German-born American film director and acting coach

Ralph Kinnard (born Ralf Graessner, in Germany) is an American film director and acting coach. He has won “Best Director” at the L.A. Arpa Foundation for Film, Music and Art and “Best Foreign Film”, NYC Downtown Film Festival, participated in Marche du Film del Cannes Film Festival “As you like it” (A MÍ ME GUSTA). The feature was also part of the official selection of the Kolkata International Film Festival 2009, the Mérida Film Festival (Mérida, Venezuela) 2009, the Havana Film Festival 2009 and the Margarita Film Festival 2009. He received the “MARA DE ORO” for best movie director in 2009.

==Biography==

Born in Germany, he studied at the Andy Geer theater school in Munich at age 19. He then joined the Philippe Gaulier Performing Arts Institute in London; and he continued his studies in the Lee Strasberg Theatre and Film Institute, where he graduated in Acting and Directing. In 1996 he took filming courses in the New York University Film School New York University. In 1995 he directed The Chorus Girl and The Donahue Sisters in the Marilyn Monroe Theater in New York.

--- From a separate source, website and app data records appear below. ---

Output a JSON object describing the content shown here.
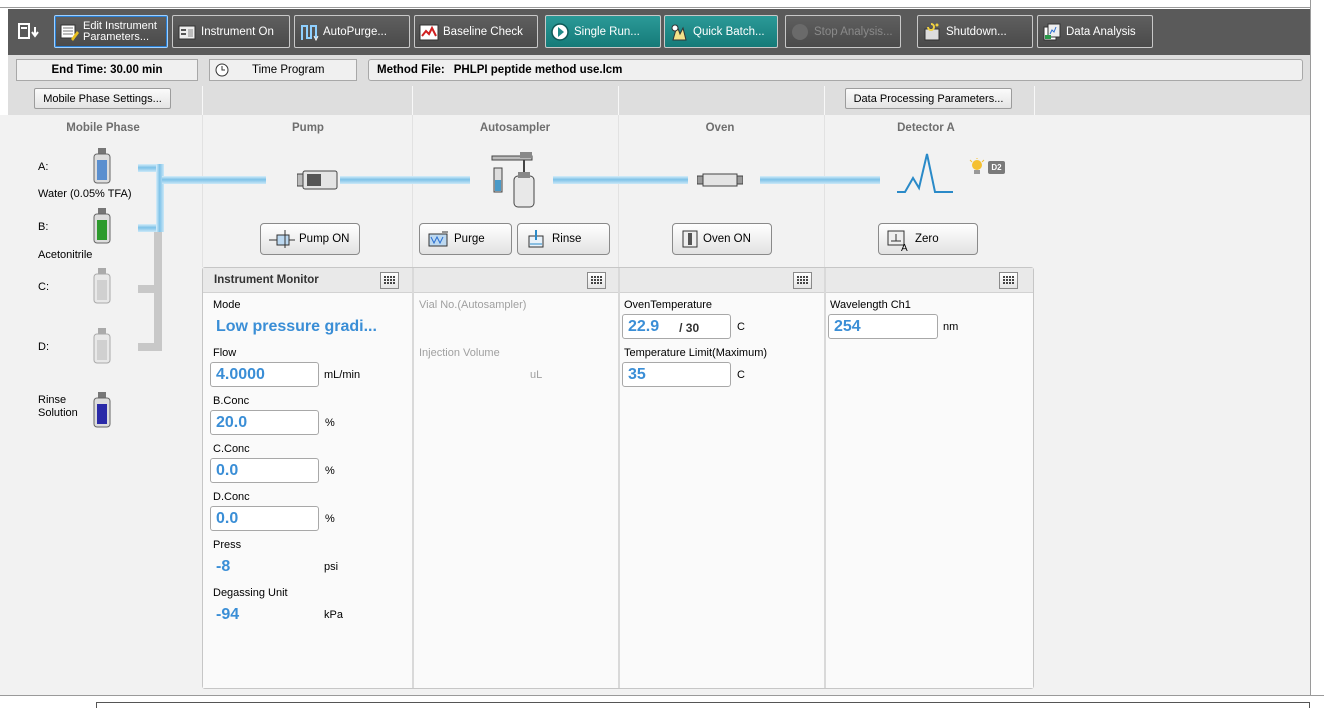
{
  "toolbar": {
    "items": [
      {
        "label": "Edit Instrument Parameters...",
        "label_line1": "Edit Instrument",
        "label_line2": "Parameters...",
        "icon": "edit-parameters-icon",
        "selected": true
      },
      {
        "label": "Instrument On",
        "icon": "instrument-icon"
      },
      {
        "label": "AutoPurge...",
        "icon": "autopurge-icon"
      },
      {
        "label": "Baseline Check",
        "icon": "baseline-check-icon"
      },
      {
        "label": "Single Run...",
        "icon": "single-run-icon",
        "highlight": true
      },
      {
        "label": "Quick Batch...",
        "icon": "quick-batch-icon",
        "highlight": true
      },
      {
        "label": "Stop Analysis...",
        "icon": "stop-icon",
        "disabled": true
      },
      {
        "label": "Shutdown...",
        "icon": "shutdown-icon"
      },
      {
        "label": "Data Analysis",
        "icon": "data-analysis-icon"
      }
    ],
    "colors": {
      "bar": "#5a5a5a",
      "highlight": "#1f8a88"
    }
  },
  "infobar": {
    "end_time": "End Time: 30.00 min",
    "time_program": "Time Program",
    "method_file_label": "Method File:",
    "method_file_value": "PHLPI peptide method use.lcm",
    "mobile_phase_settings": "Mobile Phase Settings...",
    "data_processing_parameters": "Data Processing Parameters..."
  },
  "sections": {
    "mobile_phase": "Mobile Phase",
    "pump": "Pump",
    "autosampler": "Autosampler",
    "oven": "Oven",
    "detector": "Detector A"
  },
  "mobile_phase": {
    "a_label": "A:",
    "a_solvent": "Water (0.05% TFA)",
    "b_label": "B:",
    "b_solvent": "Acetonitrile",
    "c_label": "C:",
    "d_label": "D:",
    "rinse_label_line1": "Rinse",
    "rinse_label_line2": "Solution",
    "bottle_colors": {
      "a": "#5b8fcf",
      "b": "#2d9a2d",
      "c": "#d0d0d0",
      "d": "#d0d0d0",
      "rinse": "#2a2aa8"
    }
  },
  "controls": {
    "pump_on": "Pump ON",
    "purge": "Purge",
    "rinse": "Rinse",
    "oven_on": "Oven ON",
    "zero": "Zero",
    "detector_badge": "D2"
  },
  "monitor": {
    "title": "Instrument Monitor",
    "pump": {
      "mode_label": "Mode",
      "mode_value": "Low pressure gradi...",
      "flow_label": "Flow",
      "flow_value": "4.0000",
      "flow_unit": "mL/min",
      "bconc_label": "B.Conc",
      "bconc_value": "20.0",
      "cconc_label": "C.Conc",
      "cconc_value": "0.0",
      "dconc_label": "D.Conc",
      "dconc_value": "0.0",
      "pct_unit": "%",
      "press_label": "Press",
      "press_value": "-8",
      "press_unit": "psi",
      "degas_label": "Degassing Unit",
      "degas_value": "-94",
      "degas_unit": "kPa"
    },
    "autosampler": {
      "vial_label": "Vial No.(Autosampler)",
      "injection_label": "Injection Volume",
      "injection_unit": "uL"
    },
    "oven": {
      "temp_label": "OvenTemperature",
      "temp_value": "22.9",
      "temp_set": "/ 30",
      "temp_unit": "C",
      "limit_label": "Temperature Limit(Maximum)",
      "limit_value": "35",
      "limit_unit": "C"
    },
    "detector": {
      "wl_label": "Wavelength Ch1",
      "wl_value": "254",
      "wl_unit": "nm"
    }
  }
}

He worked as Director’s Assistant in plays like In Search of Strindberg at the Actors Studios, (NY 1995), Flushed for Akika Productions, (NYC 1996) and As she walked through the fair, with the BBC London (NYC 1996). He also had the opportunity of being Production Assistant in Woody Allen's CELEBRITY (1998).

He has directed short films such as: Brotherlove, (New York 1996); Slipped, (New York 1997) and Oda a la mujer (Caracas 2000). He was director’s assistant in Transgressions, for the BBC London/ New York, and for the German film Sausages for Columbia Tris-Star (New York 1997); he also directed plays like Buscando a Strindberg, (Teatro Doris Wells, Caracas 2000) and in Shakespeare interactivo (Teatro Doris Wells, Caracas 2001). In 2007 he worked as director in the short film Ausente (Caracas), which was selected to participate in the Los Angeles International Short Film Festival.

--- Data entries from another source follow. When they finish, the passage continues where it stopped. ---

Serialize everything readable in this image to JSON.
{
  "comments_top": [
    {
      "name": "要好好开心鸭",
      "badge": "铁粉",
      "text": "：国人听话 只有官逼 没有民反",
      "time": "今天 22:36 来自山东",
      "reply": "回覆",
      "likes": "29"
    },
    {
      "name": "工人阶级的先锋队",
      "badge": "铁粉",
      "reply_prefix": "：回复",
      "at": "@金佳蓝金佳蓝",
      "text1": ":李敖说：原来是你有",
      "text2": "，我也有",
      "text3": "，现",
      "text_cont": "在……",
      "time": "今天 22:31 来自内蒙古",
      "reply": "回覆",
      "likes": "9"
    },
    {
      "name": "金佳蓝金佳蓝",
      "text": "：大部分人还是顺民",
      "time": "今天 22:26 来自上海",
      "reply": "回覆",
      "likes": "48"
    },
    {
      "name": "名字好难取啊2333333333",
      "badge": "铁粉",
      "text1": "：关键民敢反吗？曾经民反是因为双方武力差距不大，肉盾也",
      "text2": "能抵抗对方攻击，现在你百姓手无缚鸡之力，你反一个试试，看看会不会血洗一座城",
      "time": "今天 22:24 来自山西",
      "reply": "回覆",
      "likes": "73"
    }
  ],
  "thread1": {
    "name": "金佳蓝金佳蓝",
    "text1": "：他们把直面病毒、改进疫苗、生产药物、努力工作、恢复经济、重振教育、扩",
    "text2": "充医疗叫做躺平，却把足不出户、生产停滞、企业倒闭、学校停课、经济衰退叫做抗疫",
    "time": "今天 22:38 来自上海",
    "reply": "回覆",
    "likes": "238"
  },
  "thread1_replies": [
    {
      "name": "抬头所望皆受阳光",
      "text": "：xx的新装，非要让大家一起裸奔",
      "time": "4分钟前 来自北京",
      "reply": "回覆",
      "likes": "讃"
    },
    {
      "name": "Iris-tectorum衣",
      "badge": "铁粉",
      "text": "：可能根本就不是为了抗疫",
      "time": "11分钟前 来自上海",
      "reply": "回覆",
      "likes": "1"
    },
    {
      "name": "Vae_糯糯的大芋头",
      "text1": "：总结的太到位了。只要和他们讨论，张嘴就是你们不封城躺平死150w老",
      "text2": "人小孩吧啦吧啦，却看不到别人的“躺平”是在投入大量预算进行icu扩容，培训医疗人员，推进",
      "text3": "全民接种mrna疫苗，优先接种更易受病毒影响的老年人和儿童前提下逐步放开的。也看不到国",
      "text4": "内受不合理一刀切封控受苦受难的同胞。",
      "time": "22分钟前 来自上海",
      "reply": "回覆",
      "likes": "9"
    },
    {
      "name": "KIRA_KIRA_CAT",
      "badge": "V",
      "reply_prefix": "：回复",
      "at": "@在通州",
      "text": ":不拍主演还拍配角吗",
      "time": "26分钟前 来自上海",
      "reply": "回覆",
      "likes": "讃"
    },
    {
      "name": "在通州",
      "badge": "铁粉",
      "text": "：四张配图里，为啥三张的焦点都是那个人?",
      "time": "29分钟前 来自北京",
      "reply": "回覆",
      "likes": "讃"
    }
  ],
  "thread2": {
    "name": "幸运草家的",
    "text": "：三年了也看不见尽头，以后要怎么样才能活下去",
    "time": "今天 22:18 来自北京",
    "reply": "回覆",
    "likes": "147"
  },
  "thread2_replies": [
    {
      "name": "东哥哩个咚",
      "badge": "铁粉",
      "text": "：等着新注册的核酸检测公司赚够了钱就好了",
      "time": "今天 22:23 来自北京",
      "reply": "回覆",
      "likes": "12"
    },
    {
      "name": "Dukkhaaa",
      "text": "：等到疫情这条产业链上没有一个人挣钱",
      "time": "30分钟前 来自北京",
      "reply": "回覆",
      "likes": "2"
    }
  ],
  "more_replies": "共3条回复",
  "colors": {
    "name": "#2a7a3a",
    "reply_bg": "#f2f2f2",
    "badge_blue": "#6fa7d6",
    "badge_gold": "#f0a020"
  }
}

Kinnard has worked as an acting professor, lecturer and acting advisor for over 10 years working in every major TV channel in Venezuela.
In 2008, he directed his first feature A Mí Me Gusta , that entered the official selection of the Kolkata International Film Festival.

== Filmography ==
- 2006 Francisco de Miranda - Pitt
- 2008 A Mi Me Gusta - Director.
- 2017 Miami Love Affair - Benedict. Also as director, writer, executive producer.